Sulphates are wine additives that contribute to sulfur dioxide gas levels.
##
## Pearson's product-moment correlation
##
## data: total.sulfur.dioxide and sulphates
## t = 9.5019, df = 4896, p-value < 2.2e-16
## alternative hypothesis: true correlation is not equal to 0
## 95 percent confidence interval:
## 0.1069590 0.1619585
## sample estimates:
## cor
## 0.1345624
##
## Pearson's product-moment correlation
##
## data: free.sulfur.dioxide and sulphates
## t = 4.1508, df = 4896, p-value = 3.369e-05
## alternative hypothesis: true correlation is not equal to 0
## 95 percent confidence interval:
## 0.03126264 0.08707928
## sample estimates:
## cor
## 0.05921725
Based on the correlation coefficient we see there is almost no relation between sulphate levels and sulfur dioxide.
We see that the higher the wine quality is impacted by the amount of residual sugars and alcohol in it. I have documented the correlation coefficients of the other variables in regards to quality below.
## [,1]
## fixed.acidity -0.08448545
## volatile.acidity -0.19656168
## citric.acid 0.01833273
## residual.sugar -0.08206979
## chlorides -0.31448848
## free.sulfur.dioxide 0.02371338
## total.sulfur.dioxide -0.19668029
## density -0.34835102
## pH 0.10936208
## sulphates 0.03331897
## alcohol 0.44036918
I was surprised that there was not a stronger relationship between the residual sugars and alcohol levels. Mainly because alcohol comes from the fermentation of sugars.
The variable that had the strongest relationship with quality was the alcohol content level.

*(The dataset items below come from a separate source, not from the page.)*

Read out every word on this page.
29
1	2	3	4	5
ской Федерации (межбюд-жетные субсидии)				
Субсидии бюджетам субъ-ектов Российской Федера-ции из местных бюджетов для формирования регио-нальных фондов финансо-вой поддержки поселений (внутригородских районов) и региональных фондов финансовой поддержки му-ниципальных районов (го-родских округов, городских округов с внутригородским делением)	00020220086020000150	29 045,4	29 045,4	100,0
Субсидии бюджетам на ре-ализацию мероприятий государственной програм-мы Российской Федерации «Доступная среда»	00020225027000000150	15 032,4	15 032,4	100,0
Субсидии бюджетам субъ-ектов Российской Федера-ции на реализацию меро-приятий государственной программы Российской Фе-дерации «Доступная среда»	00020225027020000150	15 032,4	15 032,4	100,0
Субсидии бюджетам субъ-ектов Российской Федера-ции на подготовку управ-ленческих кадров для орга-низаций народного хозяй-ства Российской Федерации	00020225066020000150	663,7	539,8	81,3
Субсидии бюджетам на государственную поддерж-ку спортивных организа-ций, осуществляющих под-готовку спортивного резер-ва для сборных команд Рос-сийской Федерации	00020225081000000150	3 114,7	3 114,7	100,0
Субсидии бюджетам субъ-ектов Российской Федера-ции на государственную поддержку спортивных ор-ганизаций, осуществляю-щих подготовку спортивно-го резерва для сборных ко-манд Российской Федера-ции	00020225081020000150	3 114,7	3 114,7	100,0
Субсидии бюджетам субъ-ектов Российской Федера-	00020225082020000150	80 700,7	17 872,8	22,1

To assist with this section we will go ahead and make a correlation matrix:
Out of the various variables, alcohol and density strongly correlate with quality .
These plots show the steps I used to include the relationship of a third variable in the plots of quality compared to alcohol.Alcohol is on the x-axis as it has the strongest correlation with quality. The plots show the positive correlation between alcohol and quality while also showing the weak correlations with pH and residual sugar.

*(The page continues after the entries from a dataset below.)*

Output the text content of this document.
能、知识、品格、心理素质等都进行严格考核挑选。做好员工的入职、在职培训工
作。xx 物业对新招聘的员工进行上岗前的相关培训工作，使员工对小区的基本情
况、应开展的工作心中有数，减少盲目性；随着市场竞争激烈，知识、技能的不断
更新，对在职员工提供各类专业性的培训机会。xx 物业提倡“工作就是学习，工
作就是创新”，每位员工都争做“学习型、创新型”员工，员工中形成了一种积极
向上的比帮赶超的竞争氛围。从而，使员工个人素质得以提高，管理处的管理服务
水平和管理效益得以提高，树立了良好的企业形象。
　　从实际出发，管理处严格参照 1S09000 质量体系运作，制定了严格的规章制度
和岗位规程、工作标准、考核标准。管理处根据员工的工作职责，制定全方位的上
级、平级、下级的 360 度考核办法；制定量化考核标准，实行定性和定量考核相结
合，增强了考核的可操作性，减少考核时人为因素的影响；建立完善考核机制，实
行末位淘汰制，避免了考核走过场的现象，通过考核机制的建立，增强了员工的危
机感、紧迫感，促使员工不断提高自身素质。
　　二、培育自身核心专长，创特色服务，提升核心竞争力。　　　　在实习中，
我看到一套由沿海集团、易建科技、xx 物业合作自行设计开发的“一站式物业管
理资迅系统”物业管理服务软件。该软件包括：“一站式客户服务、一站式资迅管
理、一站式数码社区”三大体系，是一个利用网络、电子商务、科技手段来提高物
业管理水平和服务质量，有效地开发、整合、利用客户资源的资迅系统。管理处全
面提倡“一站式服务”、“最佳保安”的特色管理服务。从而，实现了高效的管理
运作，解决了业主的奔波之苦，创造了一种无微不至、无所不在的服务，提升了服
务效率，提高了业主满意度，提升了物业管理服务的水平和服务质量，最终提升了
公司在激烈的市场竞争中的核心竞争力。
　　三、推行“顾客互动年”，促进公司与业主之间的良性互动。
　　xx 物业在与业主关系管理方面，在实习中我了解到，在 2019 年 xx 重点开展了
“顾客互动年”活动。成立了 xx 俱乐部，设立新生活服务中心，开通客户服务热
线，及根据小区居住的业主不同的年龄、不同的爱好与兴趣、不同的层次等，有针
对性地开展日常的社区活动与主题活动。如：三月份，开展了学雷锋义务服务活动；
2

The plots show that as the alcohol levels increased along with a lower level of residual sugar increased the overall quality level.
I was surprised that with a higher amount of citric acid and higher alcohol content does not exactly mean a higher quality score.

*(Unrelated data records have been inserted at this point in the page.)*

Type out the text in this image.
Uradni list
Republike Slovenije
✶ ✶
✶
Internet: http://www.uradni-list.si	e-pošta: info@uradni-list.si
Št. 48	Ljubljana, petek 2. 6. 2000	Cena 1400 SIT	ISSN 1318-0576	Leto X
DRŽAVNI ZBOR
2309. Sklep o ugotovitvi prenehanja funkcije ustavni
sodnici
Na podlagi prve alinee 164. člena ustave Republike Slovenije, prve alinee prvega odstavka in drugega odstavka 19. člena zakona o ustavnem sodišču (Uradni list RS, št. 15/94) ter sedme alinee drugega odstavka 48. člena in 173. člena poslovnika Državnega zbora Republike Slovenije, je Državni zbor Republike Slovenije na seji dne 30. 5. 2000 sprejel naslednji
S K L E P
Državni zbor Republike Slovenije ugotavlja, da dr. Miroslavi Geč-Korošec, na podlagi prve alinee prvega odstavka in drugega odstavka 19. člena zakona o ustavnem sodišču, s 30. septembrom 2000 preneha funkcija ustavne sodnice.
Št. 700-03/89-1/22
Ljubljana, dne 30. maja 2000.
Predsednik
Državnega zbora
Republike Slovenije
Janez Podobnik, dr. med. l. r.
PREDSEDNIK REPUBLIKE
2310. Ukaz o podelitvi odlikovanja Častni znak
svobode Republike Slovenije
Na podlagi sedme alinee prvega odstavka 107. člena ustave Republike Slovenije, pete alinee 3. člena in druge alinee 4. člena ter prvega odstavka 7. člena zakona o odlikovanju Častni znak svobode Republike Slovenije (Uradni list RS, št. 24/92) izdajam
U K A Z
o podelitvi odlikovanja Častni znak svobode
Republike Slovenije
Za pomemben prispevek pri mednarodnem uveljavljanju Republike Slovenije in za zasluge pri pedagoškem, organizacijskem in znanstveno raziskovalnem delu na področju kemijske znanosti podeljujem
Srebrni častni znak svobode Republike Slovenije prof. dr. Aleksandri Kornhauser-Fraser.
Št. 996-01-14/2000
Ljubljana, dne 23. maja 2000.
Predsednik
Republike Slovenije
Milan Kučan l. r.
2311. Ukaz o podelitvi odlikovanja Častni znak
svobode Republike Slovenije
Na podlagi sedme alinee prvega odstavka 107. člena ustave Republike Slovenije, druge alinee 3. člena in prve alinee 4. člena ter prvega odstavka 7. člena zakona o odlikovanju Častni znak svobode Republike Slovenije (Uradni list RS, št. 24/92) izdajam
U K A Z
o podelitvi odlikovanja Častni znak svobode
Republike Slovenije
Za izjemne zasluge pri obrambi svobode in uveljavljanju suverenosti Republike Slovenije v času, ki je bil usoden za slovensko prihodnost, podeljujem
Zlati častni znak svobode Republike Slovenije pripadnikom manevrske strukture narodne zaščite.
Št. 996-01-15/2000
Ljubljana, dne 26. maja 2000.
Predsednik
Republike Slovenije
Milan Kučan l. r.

We see an big impact of the alcohol level on the quality of wines. For the quality ranges from 3-5 there is a dip, but as the alcohol level increases after the slight dip the quality rating jumps.
We can see the distribution of the fixed acidity concentration across the pH levels. As the fixed acidity levels decrease the pH levels increase. This makes sense as the pH scale is from 0 to 14, 0 being very acidic like battery acid to 7 which is neutral similar to water, all the way up to 14 which is aklaline close to a drain cleaner fluid.
We see that there is an impact on the residual sugar concentration and density. The more residual sugar the higher the density which is also evident by the outliers on the graph.
The project was an enjoyable opportunity to apply the knowledge from learning R into a real word application. Starting from just comparing the one variable at a time to multivariate plots show that some variables impact each other which in turn impacts the quality. Some struggles I went through was correcting some of the errors that popped up when running the code. Something that went well was pulling the data and analyzing the data in various columns such as the quantiles, mean, and median for the alcohol level.
Some future work that could be done would be to incorporate the red wine dataset in this exploration to see if the quality of red wines is impacted the same as white wines or if different variables change the impact.